There were wooden palisades and watchtowers set up roundabout the prime section of the city and some evidence of burnings therein. There has also been found a number of what appears to be live human sacrifices and or dismemberment's-interesting because another "important" person was buried with over 20,000 fresh water pearls (You had to be supremely wealthy for such a sacred haul as that). SO in conclusion while decadence may have run its course-I would never disavow the incredibly likelihood that barbarians at the gates ended the life of the city on the highways of the past.

11 comments:

Melanie Goldmund said...

Fascinating -- thanks for posting this!

David J. West said...

Thanks Melanie-did you finish your short story?

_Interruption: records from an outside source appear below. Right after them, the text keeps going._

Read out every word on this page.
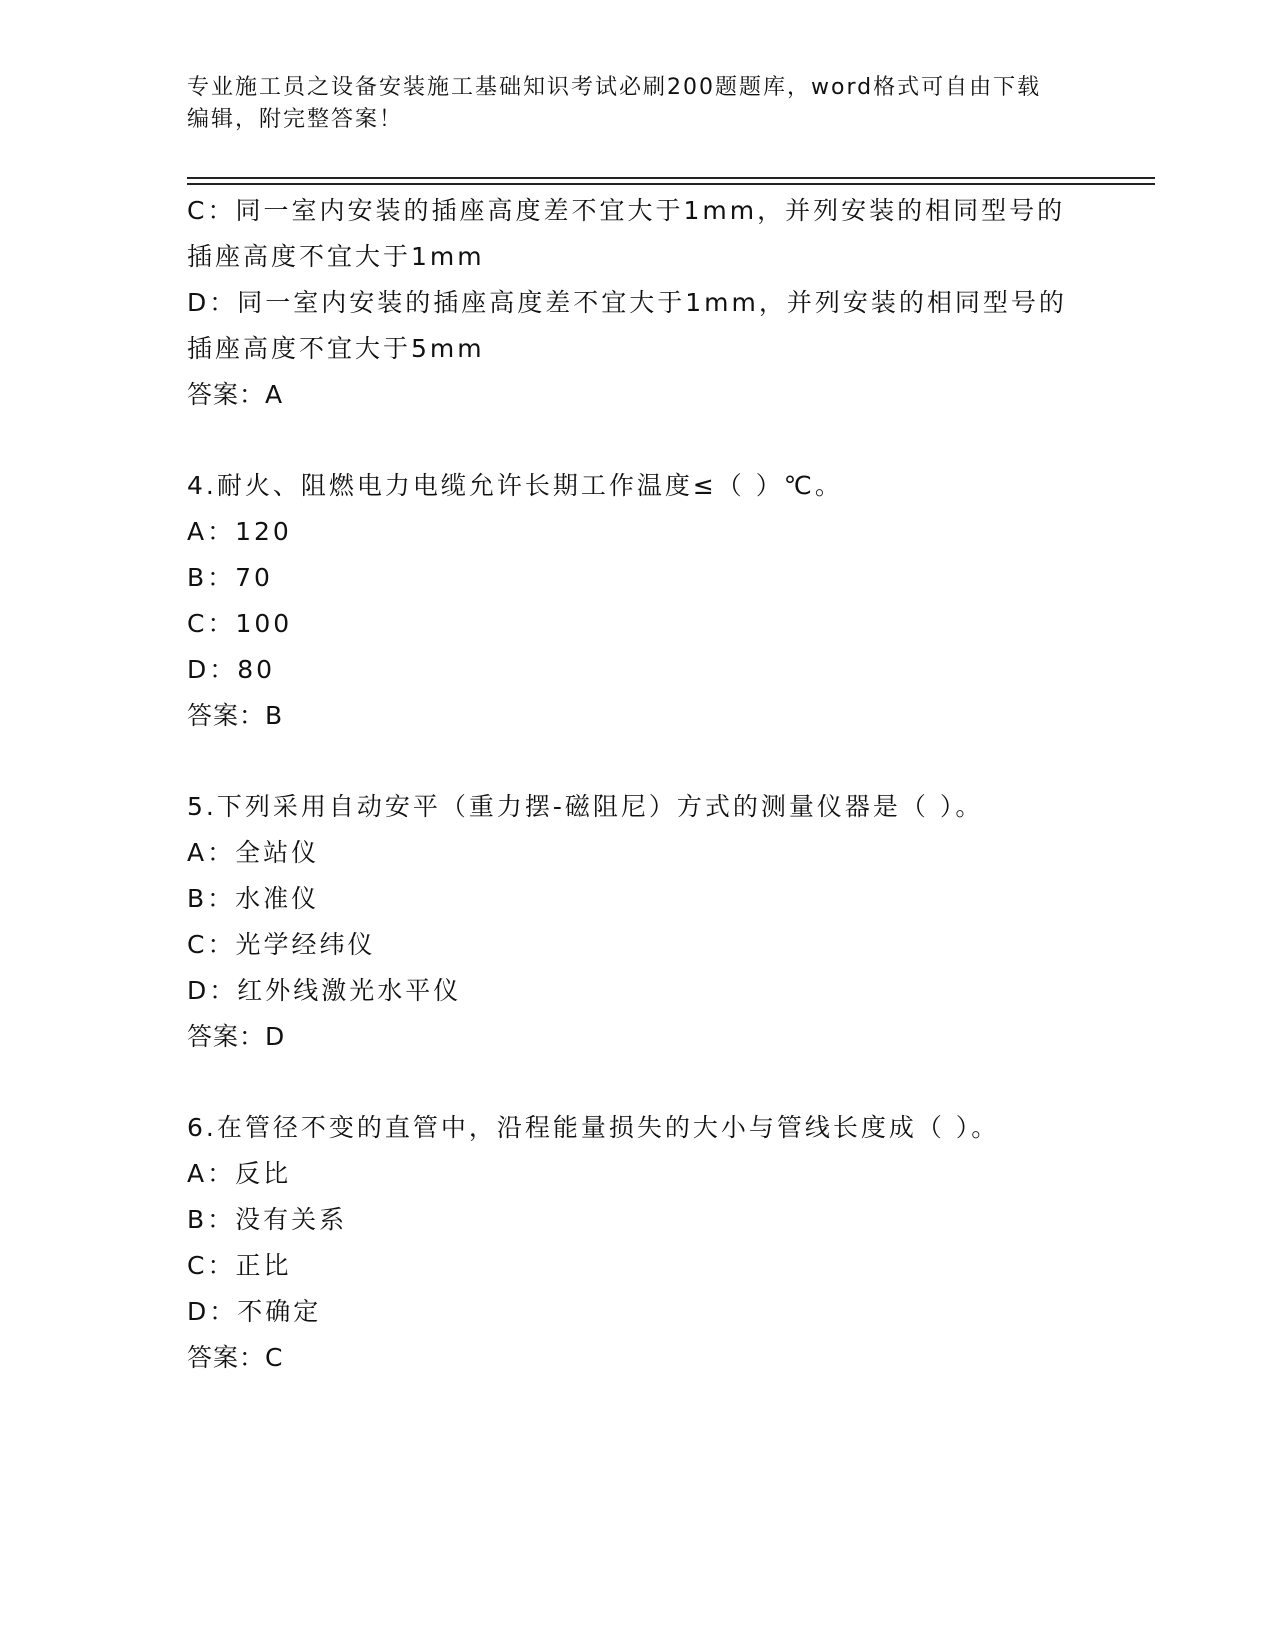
专业施工员之设备安装施工基础知识考试必刷200题题库，word格式可自由下载
编辑，附完整答案！
C：同一室内安装的插座高度差不宜大于1mm，并列安装的相同型号的
插座高度不宜大于1mm
D：同一室内安装的插座高度差不宜大于1mm，并列安装的相同型号的
插座高度不宜大于5mm
答案：A
4.耐火、阻燃电力电缆允许长期工作温度≤（ ）℃。
A：120
B：70
C：100
D：80
答案：B
5.下列采用自动安平（重力摆-磁阻尼）方式的测量仪器是（ ）。
A：全站仪
B：水准仪
C：光学经纬仪
D：红外线激光水平仪
答案：D
6.在管径不变的直管中，沿程能量损失的大小与管线长度成（ ）。
A：反比
B：没有关系
C：正比
D：不确定
答案：C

Tamara Hart Heiner said...

I *love* learning things like this. It makes me so excited to read your book.

Melanie Goldmund said...

Yes, I did, thanks for asking! :-) And I think you've submitted one as well, haven't you?

David J. West said...

Thank's Tamara- I hope these spots will give glimpses into my research and inspiration for the book.

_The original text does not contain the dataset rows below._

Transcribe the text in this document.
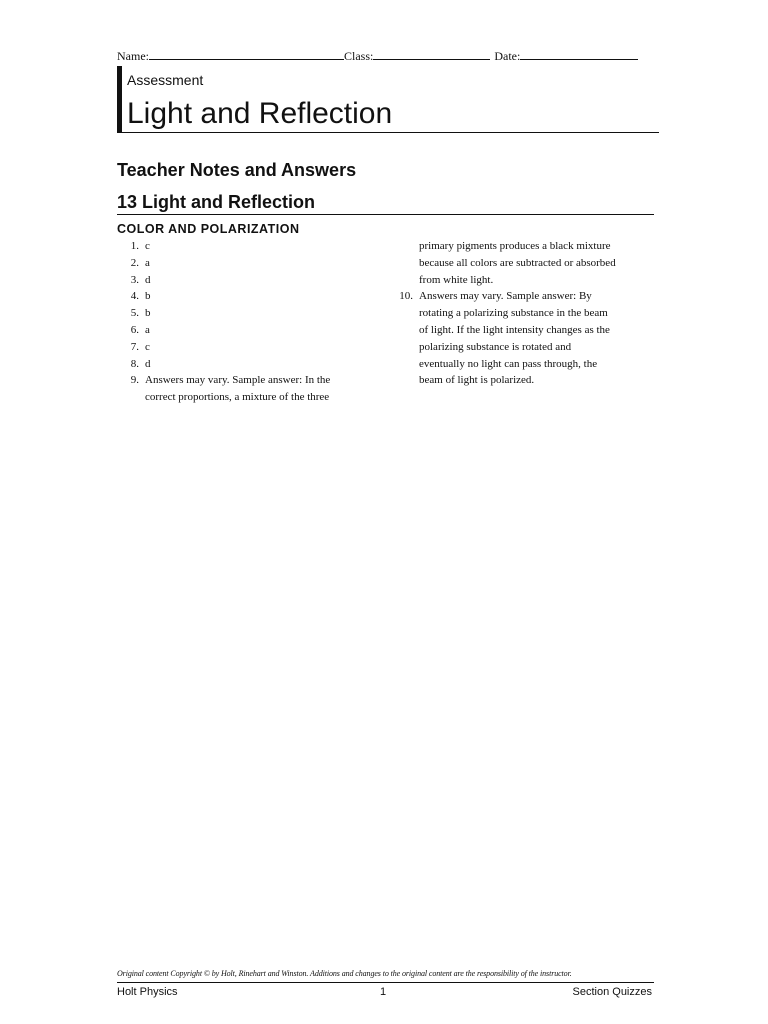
Name:	Class:	Date:
Assessment
Light and Reflection
Teacher Notes and Answers
13 Light and Reflection
COLOR AND POLARIZATION
1. c
2. a
3. d
4. b
5. b
6. a
7. c
8. d
9. Answers may vary. Sample answer: In the
correct proportions, a mixture of the three
primary pigments produces a black mixture
because all colors are subtracted or absorbed
from white light.
10. Answers may vary. Sample answer: By
rotating a polarizing substance in the beam
of light. If the light intensity changes as the
polarizing substance is rotated and
eventually no light can pass through, the
beam of light is polarized.
Original content Copyright © by Holt, Rinehart and Winston. Additions and changes to the original content are the responsibility of the instructor.
Holt Physics	1	Section Quizzes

Melanie-yes I did and I am even considering a second.

Angie said...

So interesting! Thanks for posting these. That way I don't have to do all the research by myself. :)

David J. West said...

Anytime Angie, its a passion for me even beyond research form y novels.

Kathi Oram Peterson said...

David: This is fascinating! Love the pictures. Thanks for sharing this wonderful information.

David J. West said...

Thank you Kathi, I look forward to meeting you at Storymakers and hope you might share a bit of book 2 (if thats OK)

elizabeth mueller said...

Hey, David! I miss your comments on my blog!

I showed my hubby your Night Wish youtube from that one post and he is such a fan now that he ran to the store and bought his own album!!! LOL

David J. West said...

Elizabeth-Have I missed a few posts of yours? My bad.